Generally, I don’t care too much about the Carling Cup. Less glamorous than the FA Cup, far less substantial than the European Cup or the League, the Carling Cup lies in the shadows of flashier competitions. But I’m a bit more interested in this season’s third round for a few of the ties that drip with romantic sentiment.
Leeds v Liverpool
Two historied clubs. One hoping to end a 19 year title drought. One just hoping to climb out of League 1. On Leeds’ website the draw is described as “the biggest cup draw the club has had since suffering relegation from the Premier League at the end of the 2003/04 season.”
These old rivals haven’t faced each other since February 2004: a 2-2 draw at Elland Road. Former Leeds man Harry Kewell sparked the scoring but Bakke and Viduka responded for the home side. Milan Baros’s 41st minute goal would put Liverpool level.
Chelsea v QPR
A West London derby from old days. In his blog, BBC Sport’s Chris Charles, a QPR fan, recalls his side’s visit to Stamford Bridge in last season’s FA Cup: “The chant to the eerily silent home fans was ‘We forgot that you were here’ and the instant reply: ‘We forgot that you exist.’ Ouch.” That match ended 1-0 after Pizarro’s shot bounced off the post and deflected in off QPR’s Camp.
Perhaps QPR can remind Chelsea of the old rivalry with a stunning upset. Who knows?
Nottingham Forest v Blackburn Rovers
Thirty years ago Nottingham Forest were European champs. Now they just hope they can knock Blackburn out of the Carling Cup. These two haven’t faced off since 2001 when both were in Division One. Forest beat Rovers 2-1 with Bart-Williams and Edwards securing a healthy lead before Blackburn’s Jansen nicked a consolation goal in the 88th. Of the matches I’ve picked, this has the best chance for an upset, but expect both sides to push hard. Should be an interesting match.
Manchester United v Wolverhampton Wanderers
Not as exciting as the other ties since Wolves are actually in the Premier League this season.
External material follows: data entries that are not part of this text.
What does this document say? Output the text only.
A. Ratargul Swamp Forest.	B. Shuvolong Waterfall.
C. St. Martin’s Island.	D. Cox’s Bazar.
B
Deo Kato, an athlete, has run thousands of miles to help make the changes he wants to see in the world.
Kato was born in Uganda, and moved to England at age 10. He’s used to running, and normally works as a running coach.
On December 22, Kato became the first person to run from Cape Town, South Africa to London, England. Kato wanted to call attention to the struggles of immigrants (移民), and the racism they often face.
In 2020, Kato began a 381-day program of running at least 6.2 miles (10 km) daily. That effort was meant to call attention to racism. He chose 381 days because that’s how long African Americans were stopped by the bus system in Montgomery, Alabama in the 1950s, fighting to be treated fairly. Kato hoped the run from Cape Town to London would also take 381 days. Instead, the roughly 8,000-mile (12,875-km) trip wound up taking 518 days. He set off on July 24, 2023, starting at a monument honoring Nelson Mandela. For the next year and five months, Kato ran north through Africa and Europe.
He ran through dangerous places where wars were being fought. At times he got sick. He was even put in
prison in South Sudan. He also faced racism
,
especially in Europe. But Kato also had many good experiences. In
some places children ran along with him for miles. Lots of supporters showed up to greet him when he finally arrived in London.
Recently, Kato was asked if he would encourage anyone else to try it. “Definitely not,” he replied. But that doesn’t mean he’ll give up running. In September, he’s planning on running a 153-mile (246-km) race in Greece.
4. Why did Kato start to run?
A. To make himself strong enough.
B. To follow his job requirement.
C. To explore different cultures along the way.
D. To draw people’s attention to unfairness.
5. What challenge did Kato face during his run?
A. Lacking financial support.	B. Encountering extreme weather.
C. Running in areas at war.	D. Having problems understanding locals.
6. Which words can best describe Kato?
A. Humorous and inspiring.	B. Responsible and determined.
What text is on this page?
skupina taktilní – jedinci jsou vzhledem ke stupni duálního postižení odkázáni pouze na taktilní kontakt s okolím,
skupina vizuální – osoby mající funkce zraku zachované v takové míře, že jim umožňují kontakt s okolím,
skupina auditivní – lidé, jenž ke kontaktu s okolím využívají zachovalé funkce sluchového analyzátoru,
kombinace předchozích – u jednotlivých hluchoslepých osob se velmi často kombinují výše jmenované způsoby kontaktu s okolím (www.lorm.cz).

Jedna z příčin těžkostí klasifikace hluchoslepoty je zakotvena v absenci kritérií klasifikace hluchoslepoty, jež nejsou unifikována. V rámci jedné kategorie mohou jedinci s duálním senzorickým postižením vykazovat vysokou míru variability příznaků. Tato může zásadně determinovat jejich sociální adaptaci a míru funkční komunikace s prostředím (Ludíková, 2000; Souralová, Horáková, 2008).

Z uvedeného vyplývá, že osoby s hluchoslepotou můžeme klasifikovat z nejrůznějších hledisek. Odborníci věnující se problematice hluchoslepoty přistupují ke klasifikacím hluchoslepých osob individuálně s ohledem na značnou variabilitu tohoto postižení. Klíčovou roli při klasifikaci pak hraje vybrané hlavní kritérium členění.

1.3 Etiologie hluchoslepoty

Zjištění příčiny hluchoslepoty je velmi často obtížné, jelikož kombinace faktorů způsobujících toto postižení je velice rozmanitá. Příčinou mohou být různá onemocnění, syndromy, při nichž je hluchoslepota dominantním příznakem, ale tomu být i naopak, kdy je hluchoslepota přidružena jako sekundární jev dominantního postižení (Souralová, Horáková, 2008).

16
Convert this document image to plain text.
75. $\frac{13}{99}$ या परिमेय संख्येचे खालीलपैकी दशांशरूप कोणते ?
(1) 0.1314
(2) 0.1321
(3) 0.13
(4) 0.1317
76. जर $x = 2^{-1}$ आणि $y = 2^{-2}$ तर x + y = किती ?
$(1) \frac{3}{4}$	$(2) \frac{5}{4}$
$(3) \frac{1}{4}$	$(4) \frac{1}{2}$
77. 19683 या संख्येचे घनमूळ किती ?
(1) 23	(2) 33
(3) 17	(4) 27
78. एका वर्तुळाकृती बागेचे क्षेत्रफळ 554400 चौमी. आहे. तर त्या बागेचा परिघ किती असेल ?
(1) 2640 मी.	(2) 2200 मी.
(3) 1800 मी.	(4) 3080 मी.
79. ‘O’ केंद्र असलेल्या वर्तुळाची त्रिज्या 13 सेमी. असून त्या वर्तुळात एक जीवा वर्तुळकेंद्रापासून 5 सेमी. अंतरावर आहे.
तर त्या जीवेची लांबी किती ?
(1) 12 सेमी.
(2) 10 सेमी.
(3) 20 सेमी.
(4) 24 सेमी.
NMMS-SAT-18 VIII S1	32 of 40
But since newly promoted Burnley have already beaten the champs this season, Wolves will certainly feel they have a chance to knock United out of a cup run.
The last meeting was in 2004 when Wolves were last in the top flight. United, who were defending champs that season as well, were undone by Kenny Miller’s 67th minute strike. Wolves would sink back to the flight below, but at least they could say they killed the giant on their day.
Barsnley v Burnley
Okay: not the most interesting tie. But I include it since I got the two sides confused in an article I wrote several weeks ago when I was describing Barnsley’s stunning FA Cup run in 2007/08 and I accidentally called them Burnley. (In fact, just now I started typing out Burnley as the home side and had to catch myself.) I’ll be tempted to have a couple drinks before sitting down to type up a breakdown of this match after it happens for extra confusion.
Their last meeting was in December 2008 when Barnsley beat hosts Burnley 1-2… or did they?
So I’m looking forward to the third round’s trip through the history books. And if a few upsets come into it, that always makes for a good watch as well.